I’ll be the first to admit that I’m a little psycho. I’m paranoid, I over think, and I stress myself out constantly and unnecessarily. A few days ago, when I wasn’t texted back by multiple people after a significant period of time, I took it way too personally. As time went on and my phone remained dark, I gradually started to wonder if I was annoying my friends. I mean, it was Sunday afternoon; how busy could everyone be? I frequently struggle with my narcissistic obsession of how I rank in people’s lives; I feel like I’m never anyone’s favorite.
I may be a best friend but I’m never the best friend. I may be funny and have an ass hand crafted by the good Lord Himself, but I’m never the one that’s in a Facebook official relationship. I know that this is an incredibly shallow, self absorbed, and miserable way to think about my relationships, and it’s something I’m working on, but it’s very much a part of my reality.
Obviously, I completely overreacted, but I became increasingly upset as time passed. I contemplated staying in my room for the rest of the day, alternating between napping and watching my comfort shows. I was immediately reminded of junior year, and knew that if I didn’t correct my behavior, I’d be right back where I was a few short months ago. I went for a walk, and immediately found my mood elevated, and my thoughts becoming more relaxed and rational.

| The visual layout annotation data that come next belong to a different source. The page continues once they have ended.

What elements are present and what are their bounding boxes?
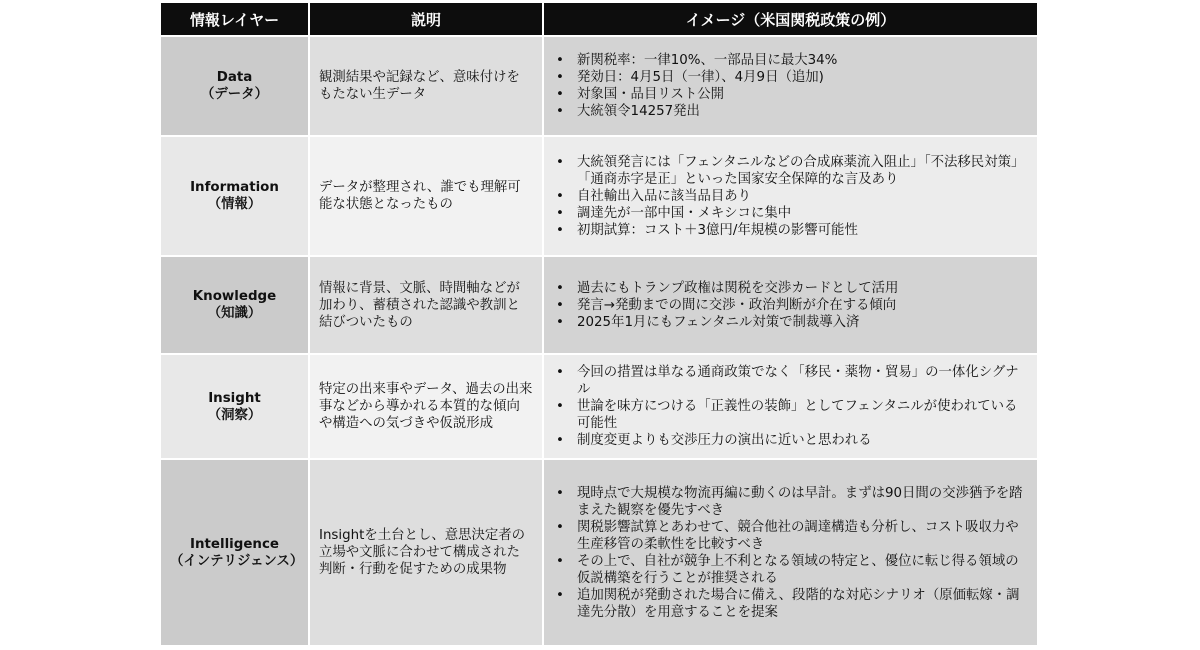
table-row-information <box>161 136 1037 256</box>
example-text: その上で、自社が競争上不利となる領域の特定と、優位に転じ得る領域の仮説構築を行うことが推奨される <box>577 553 1019 586</box>
layer-name: Intelligence <box>190 536 279 552</box>
example-cell <box>543 36 1037 136</box>
header-row <box>161 3 1037 36</box>
example-text: 追加関税が発動された場合に備え、段階的な対応シナリオ（原価転嫁・調達先分散）を用意することを提案 <box>577 587 1020 620</box>
list-item <box>553 485 1028 519</box>
list-item <box>553 519 1028 553</box>
example-text: 発効日：4月5日（一律）、4月9日（追加) <box>577 70 824 85</box>
example-text: 関税影響試算とあわせて、競合他社の調達構造も分析し、コスト吸収力や生産移管の柔軟性を比較すべき <box>577 519 1019 552</box>
layer-cell <box>161 459 309 645</box>
bullet-icon: • <box>556 154 564 170</box>
list-item <box>553 297 1028 314</box>
example-text: 現時点で大規模な物流再編に動くのは早計。まずは90日間の交渉猶予を踏まえた観察を優先すべき <box>577 485 1023 518</box>
example-list <box>553 364 1028 449</box>
list-item <box>553 86 1028 103</box>
list-item <box>553 154 1028 188</box>
example-list <box>553 52 1028 120</box>
bullet-icon: • <box>556 205 564 221</box>
bullet-icon: • <box>556 70 564 85</box>
header-layer: 情報レイヤー <box>161 3 309 36</box>
layer-subtitle: （インテリジェンス） <box>170 553 304 569</box>
description-cell: 観測結果や記録など、意味付けをもたない生データ <box>309 36 543 136</box>
bullet-icon: • <box>556 87 564 102</box>
bullet-icon: • <box>556 587 564 603</box>
example-list <box>553 154 1028 239</box>
bullet-icon: • <box>556 188 564 204</box>
list-item <box>553 103 1028 120</box>
list-item <box>553 205 1028 222</box>
description-cell: 情報に背景、文脈、時間軸などが加わり、蓄積された認識や教訓と結びついたもの <box>309 256 543 354</box>
list-item <box>553 280 1028 297</box>
example-text: 大統領令14257発出 <box>577 104 700 119</box>
example-list <box>553 485 1028 621</box>
example-cell <box>543 136 1037 256</box>
list-item <box>553 188 1028 205</box>
example-text: 発言→発動までの間に交渉・政治判断が介在する傾向 <box>577 297 897 313</box>
description-cell: データが整理され、誰でも理解可能な状態となったもの <box>309 136 543 256</box>
list-item <box>553 69 1028 86</box>
list-item <box>553 398 1028 432</box>
layer-name: Insight <box>208 390 261 406</box>
example-cell <box>543 459 1037 645</box>
bullet-icon: • <box>556 519 564 535</box>
layer-subtitle: （洞察） <box>207 407 262 423</box>
list-item <box>553 52 1028 69</box>
example-text: 2025年1月にもフェンタニル対策で制裁導入済 <box>577 314 860 330</box>
example-text: 対象国・品目リスト公開 <box>577 87 725 102</box>
example-text: 制度変更よりも交渉圧力の演出に近いと思われる <box>577 433 872 448</box>
list-item <box>553 587 1028 621</box>
table-row-intelligence <box>161 459 1037 645</box>
layer-subtitle: （情報） <box>207 197 262 212</box>
example-text: 初期試算：コスト＋3億円/年規模の影響可能性 <box>577 222 858 238</box>
example-list <box>553 280 1028 331</box>
layer-name: Knowledge <box>192 289 277 304</box>
header-example: イメージ（米国関税政策の例） <box>543 3 1037 36</box>
table-row-insight <box>161 354 1037 459</box>
bullet-icon: • <box>556 553 564 569</box>
layer-name: Information <box>190 180 279 195</box>
bullet-icon: • <box>556 53 564 68</box>
list-item <box>553 314 1028 331</box>
layer-cell <box>161 136 309 256</box>
description-cell: Insightを土台とし、意思決定者の立場や文脈に合わせて構成された判断・行動を促すための成果物 <box>309 459 543 645</box>
list-item <box>553 553 1028 587</box>
bullet-icon: • <box>556 314 564 330</box>
layer-name: Data <box>216 70 253 85</box>
example-cell <box>543 354 1037 459</box>
example-text: 世論を味方につける「正義性の装飾」としてフェンタニルが使われている可能性 <box>577 399 1018 431</box>
layer-cell <box>161 354 309 459</box>
example-text: 今回の措置は単なる通商政策でなく「移民・薬物・貿易」の一体化シグナル <box>577 365 1019 397</box>
layer-cell <box>161 256 309 354</box>
bullet-icon: • <box>556 399 564 414</box>
dikw-table <box>161 3 1037 645</box>
bullet-icon: • <box>556 485 564 501</box>
example-text: 過去にもトランプ政権は関税を交渉カードとして活用 <box>577 280 899 296</box>
bullet-icon: • <box>556 280 564 296</box>
layer-cell <box>161 36 309 136</box>
example-text: 調達先が一部中国・メキシコに集中 <box>577 205 792 221</box>
bullet-icon: • <box>556 297 564 313</box>
bullet-icon: • <box>556 365 564 380</box>
list-item <box>553 364 1028 398</box>
example-text: 新関税率：一律10%、一部品目に最大34% <box>577 53 838 68</box>
example-text: 自社輸出入品に該当品目あり <box>577 188 752 204</box>
example-text: 大統領発言には「フェンタニルなどの合成麻薬流入阻止」「不法移民対策」「通商赤字是正」といった国家安全保障的な言及あり <box>577 154 1025 187</box>
description-cell: 特定の出来事やデータ、過去の出来事などから導かれる本質的な傾向や構造への気づきや仮説形成 <box>309 354 543 459</box>
table-row-data <box>161 36 1037 136</box>
bullet-icon: • <box>556 433 564 448</box>
list-item <box>553 432 1028 449</box>
bullet-icon: • <box>556 104 564 119</box>
list-item <box>553 222 1028 239</box>
table-row-knowledge <box>161 256 1037 354</box>
layer-subtitle: （知識） <box>207 306 262 321</box>
bullet-icon: • <box>556 222 564 238</box>
layer-subtitle: （データ） <box>201 87 268 102</box>
header-description: 説明 <box>309 3 543 36</box>
example-cell <box>543 256 1037 354</box>
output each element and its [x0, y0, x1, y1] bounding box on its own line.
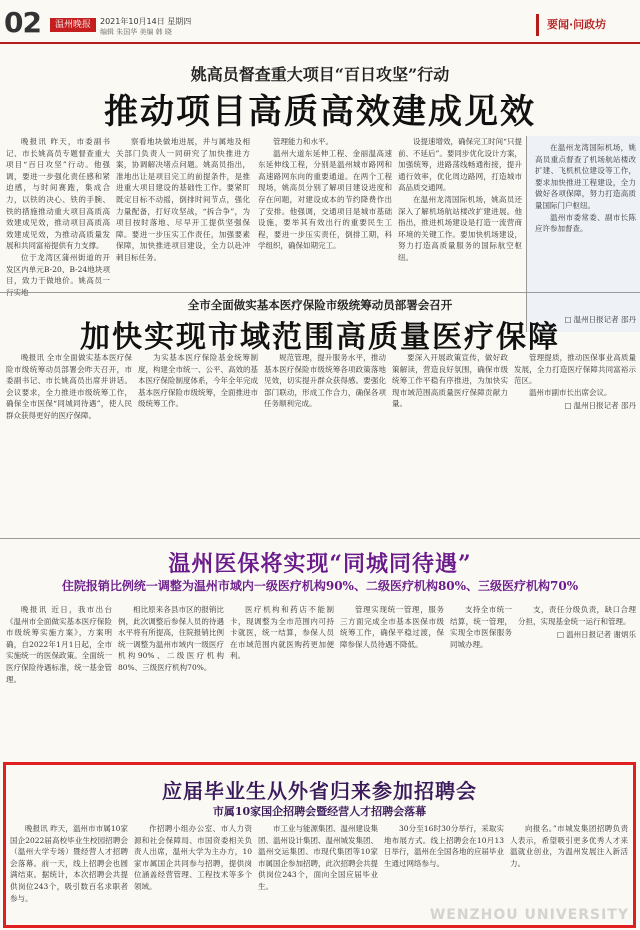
article2-paragraph: 管理提质，推动医保事业高质量发展，全力打造医疗保障共同富裕示范区。 [514, 353, 636, 386]
article3-paragraph: 管理实现统一管理，服务三方面完成全市基本医保市级统筹工作，确保平稳过渡，保障参保人员待遇不降低。 [340, 605, 444, 649]
newspaper-brand: 温州晚报 [50, 18, 96, 32]
article1-kicker: 姚高员督查重大项目“百日攻坚”行动 [190, 65, 450, 84]
article4-subtitle: 市属10家国企招聘会暨经营人才招聘会落幕 [212, 805, 427, 818]
article3-paragraph: 支，责任分级负责，缺口合理分担，实现基金统一运行和管理。 [518, 605, 636, 626]
article4-paragraph: 30分至16时30分举行，采取实地布展方式。线上招聘会在10月13日举行，温州在全国各地的应届毕业生通过网络参与。 [384, 824, 504, 868]
editor-credits: 编辑 朱国华 美编 韩 晓 [100, 28, 172, 36]
article2-paragraph: 为实基本医疗保险基金统筹制度，构建全市统一、公平、高效的基本医疗保险制度体系，今年全年完成基本医疗保险市级统筹，全面推进市级统筹工作。 [138, 353, 258, 409]
article1-paragraph: 设提速增效，确保完工时间“只提前、不延后”。要同步优化设计方案，加强统筹，进路荡线畅通衔接，提升通行效率，优化周边路网，打造城市高品质交通网。 [398, 137, 522, 193]
article2-paragraph: 要深入开展政策宣传，做好政策解读，营造良好氛围，确保市级统筹工作平稳有序推进，为加快实现市域范围高质量医疗保障贡献力量。 [392, 353, 508, 409]
article1-column-3 [258, 136, 392, 288]
article3-paragraph: 晚报讯 近日，我市出台《温州市全面做实基本医疗保险市级统筹实施方案》，方案明确，自2022年1月1日起，全市实施统一的医保政策。全面统一医疗保险待遇标准，统一基金管理。 [6, 605, 112, 684]
article1-column-2 [116, 136, 250, 288]
article4-column-3 [258, 823, 378, 927]
article3-column-3 [230, 604, 334, 754]
article2-column-3 [264, 352, 386, 532]
article2-title: 加快实现市域范围高质量医疗保障 [80, 320, 560, 355]
article4-paragraph: 市工业与能源集团、温州建设集团、温州设计集团、温州城发集团、温州交运集团、市现代集团等10家市属国企参加招聘，此次招聘会共提供岗位243个，面向全国应届毕业生。 [258, 824, 378, 891]
article3-paragraph: 医疗机构和药店不能制卡，现调整为全市范围内可持卡就医，统一结算，参保人员在市域范围内就医购药更加便利。 [230, 605, 334, 661]
article2-paragraph: 温州市副市长出席会议。 [529, 387, 612, 397]
article3-column-2 [118, 604, 224, 754]
article1-credit: □ 温州日报记者 邵丹 [535, 314, 636, 325]
article4-paragraph: 晚报讯 昨天，温州市市属10家国企2022届高校毕业生校园招聘会（温州大学专场）暨经营人才招聘会落幕。前一天，线上招聘会也圆满结束。据统计，本次招聘会共提供岗位243个，吸引数百名求职者参与。 [10, 824, 128, 903]
article2-paragraph: 晚报讯 全市全面做实基本医疗保险市级统筹动员部署会昨天召开，市委副书记、市长姚高员出席并讲话。会议要求，全力推进市级统筹工作，确保全市医保“同城同待遇”，使人民群众获得更好的医疗保障。 [6, 353, 132, 420]
article3-column-6 [518, 604, 636, 754]
article4-highlight-box [3, 762, 636, 928]
article2-credit: □ 温州日报记者 邵丹 [514, 400, 636, 412]
article2-column-4 [392, 352, 508, 532]
article4-title: 应届毕业生从外省归来参加招聘会 [162, 779, 477, 803]
article1-column-4 [398, 136, 522, 288]
section-divider [0, 292, 640, 293]
article4-paragraph: 作招聘小组办公室、市人力资源和社会保障局、市国资委相关负责人出席，温州大学为主办方，10家市属国企共同参与招聘，提供岗位涵盖经营管理、工程技术等多个领域。 [134, 824, 252, 891]
section-label: 要闻·问政坊 [536, 14, 636, 36]
article3-column-1 [6, 604, 112, 754]
article4-paragraph: 向报名。”市城发集团招聘负责人表示，希望吸引更多优秀人才来温就业创业，为温州发展注入新活力。 [510, 824, 628, 868]
article4-column-2 [134, 823, 252, 927]
article1-column-1 [6, 136, 110, 288]
article1-paragraph: 管理能力和水平。 [273, 137, 333, 146]
article1-paragraph: 在温州龙湾国际机场，姚高员重点督查了机场航站楼改扩建、飞机机位建设等工作，要求加快推进工程建设，全力做好各项保障，努力打造高质量国际门户枢纽。 [535, 143, 636, 210]
issue-date: 2021年10月14日 星期四 [100, 17, 192, 26]
article2-column-5 [514, 352, 636, 532]
page-number: 02 [4, 6, 41, 39]
page-header [0, 0, 640, 44]
article3-paragraph: 支持全市统一结算，统一管理，实现全市医保服务同城办理。 [450, 605, 512, 649]
article3-title: 温州医保将实现“同城同待遇” [168, 551, 472, 577]
article1-title: 推动项目高质高效建成见效 [104, 92, 536, 132]
article1-paragraph: 位于龙湾区蒲州街道的开发区内单元B-20、B-24地块项目，致力于做地价。姚高员一 [6, 252, 110, 286]
article4-column-1 [10, 823, 128, 927]
article1-paragraph: 温州市委常委、副市长陈应许参加督查。 [535, 212, 636, 234]
article3-column-4 [340, 604, 444, 754]
article1-paragraph: 在温州龙湾国际机场，姚高员还深入了解机场航站楼改扩建进展。他指出，推进机场建设是打造一流营商环境的关键工作。要加快机场建设，努力打造高质量服务的国际航空枢纽。 [398, 194, 522, 262]
university-watermark: WENZHOU UNIVERSITY [429, 907, 629, 923]
section-divider [0, 538, 640, 539]
article2-column-1 [6, 352, 132, 532]
article3-credit: □ 温州日报记者 谢炳乐 [518, 629, 636, 641]
article1-column-5 [535, 142, 636, 312]
article3-paragraph: 相比原来各县市区的报销比例，此次调整后参保人员的待遇水平将有所提高，住院报销比例统一调整为温州市域内一级医疗机构90%、二级医疗机构80%、三级医疗机构70%。 [118, 605, 224, 672]
article2-column-2 [138, 352, 258, 532]
article3-column-5 [450, 604, 512, 754]
article3-subtitle: 住院报销比例统一调整为温州市域内一级医疗机构90%、二级医疗机构80%、三级医疗机构70% [61, 579, 579, 593]
article1-paragraph: 察看地块做地进展，并与属地及相关部门负责人一同研究了加快推进方案，协调解决堵点问题。姚高员指出，准地出让是项目完工的前提条件，是推进重大项目建设的基础性工作。要紧盯既定目标不动摇，倒排时间节点，强化力量配备，打好攻坚战，“拆合争”，为项目按时落地、尽早开工提供坚强保障。要进一步压实工作责任，加强要素保障，加快推进项目建设，全力以赴冲刺目标任务。 [116, 137, 250, 262]
article1-paragraph: 温州大道东延伸工程、金丽温高速东延伸线工程，分别是温州城市路网和高速路网东向的重要通道。在两个工程现场，姚高员分别了解项目建设进度和存在问题，对建设成本的节约降费作出了安排。他强调，交通项目是城市基础设施，要举其有效出行的重要民生工程，要进一步压实责任，倒排工期，科学组织，确保如期完工。 [258, 148, 392, 251]
article2-kicker: 全市全面做实基本医疗保险市级统筹动员部署会召开 [187, 298, 453, 312]
article1-paragraph: 晚报讯 昨天，市委副书记、市长姚高员专题督查重大项目“百日攻坚”行动。他强调，要进一步强化责任感和紧迫感，与时间赛跑，集成合力，以铁的决心、铁的手腕、铁的措施推动重大项目高质高效建成见效，推动项目高质高效建成见效，为推动高质量发展和共同富裕提供有力支撑。 [6, 137, 110, 251]
article2-paragraph: 规范管理，提升服务水平，推动基本医疗保险市级统筹各项政策落地见效，切实提升群众获得感。要强化部门联动，形成工作合力，确保各项任务顺利完成。 [264, 353, 386, 409]
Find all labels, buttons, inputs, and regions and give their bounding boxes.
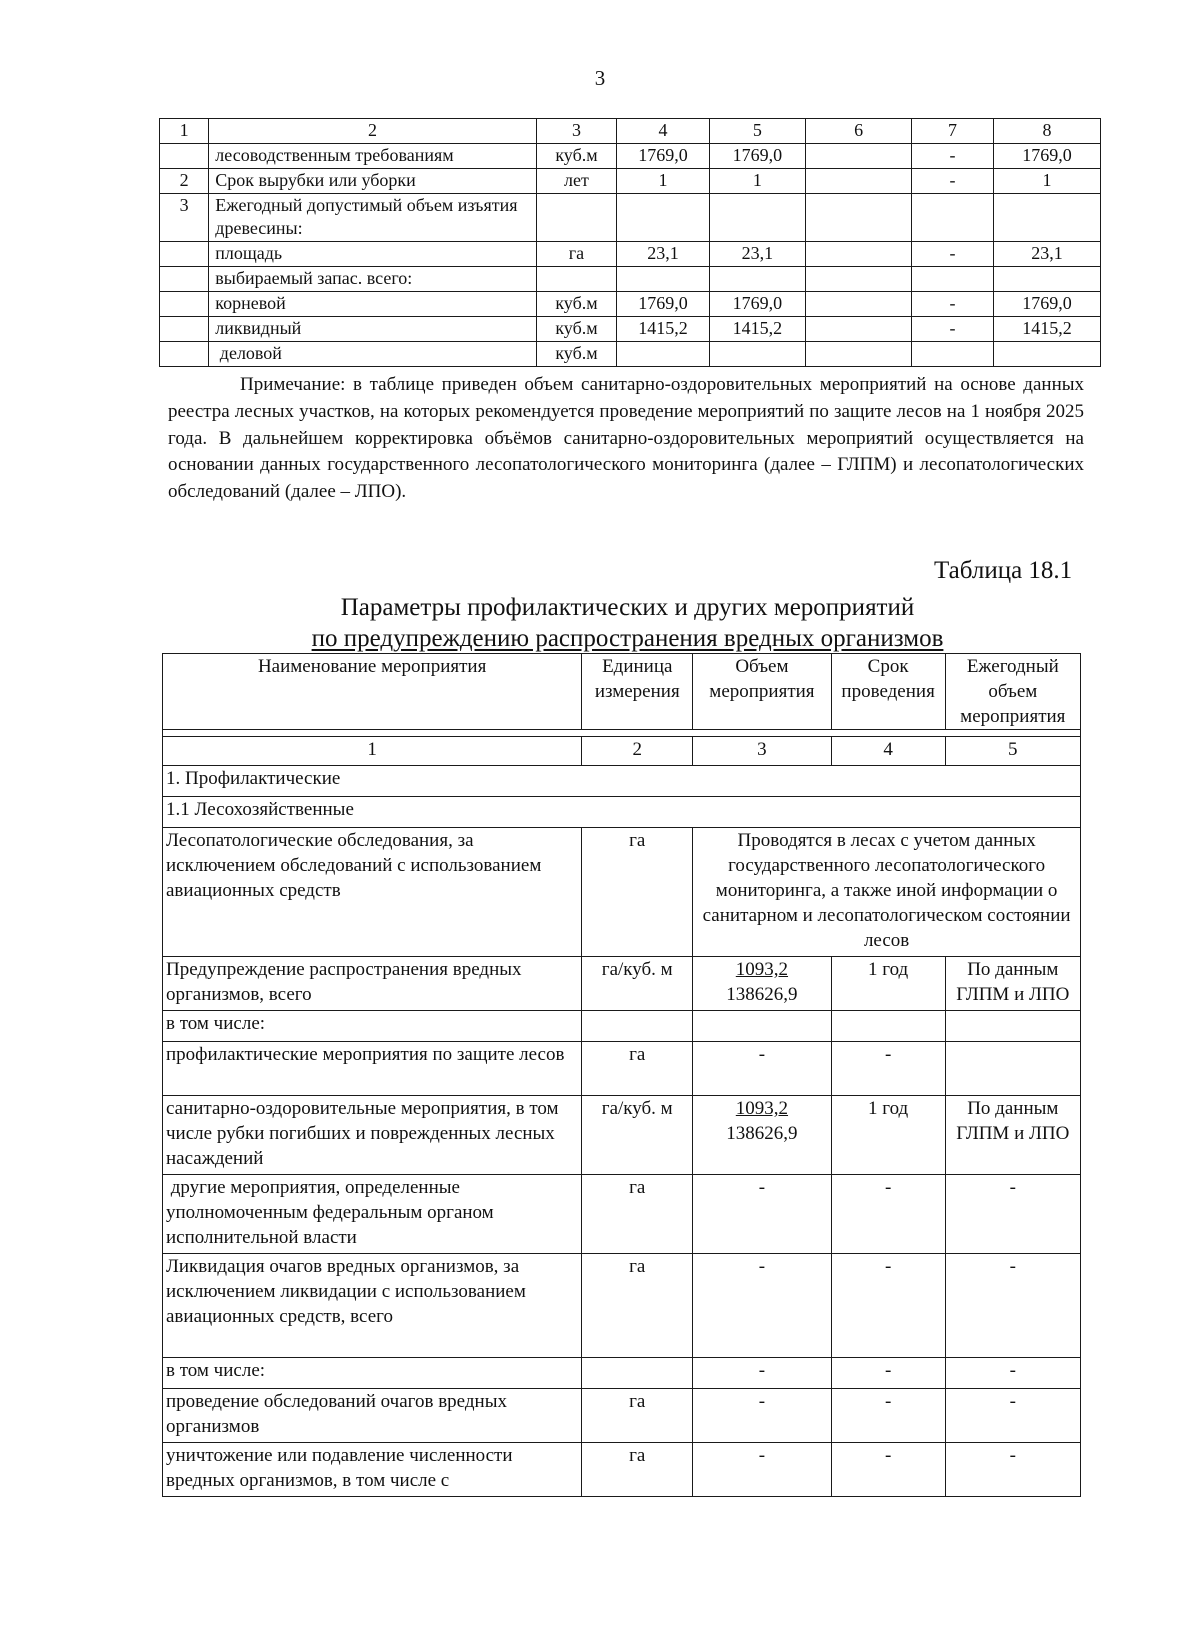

My junior year of college, I was extremely depressed. I struggle trying to put what I was going through and what I still deal with into words, but the biggest lesson that I learned last year was that depression isn’t something that can be dealt with passively. It’s a daily battle that needs to be fought intentionally and consciously. When you find yourself in a bad place, you can’t stay there. You can’t wallow in self pity. You can’t let it consume you.
When you’re depressed, don’t withdraw to your room. Don’t stuff your face with junk food. Don’t text the person you don’t want to because you’re desperate to feel good about yourself, even temporarily. Don’t put on Netflix. Don’t take a nap. It’s not going to fix anything. When you give into the urges to alienate yourself and self indulge, you sustain your own sadness, and dig yourself a hole that much deeper.
Do homework. Exercise. Go outside. Clean your room. Do your laundry. Do something nice for someone. Get around to doing something you’ve always wanted to do, like start that blog or learn that language. Force yourself to be better than you feel, and you’ll eventually feel much better.
Self pity isn’t self love. Self indulgence isn’t self care. Discipline is. The road to recovery is the one with salads and library trips, not rom coms and buckets of ice cream.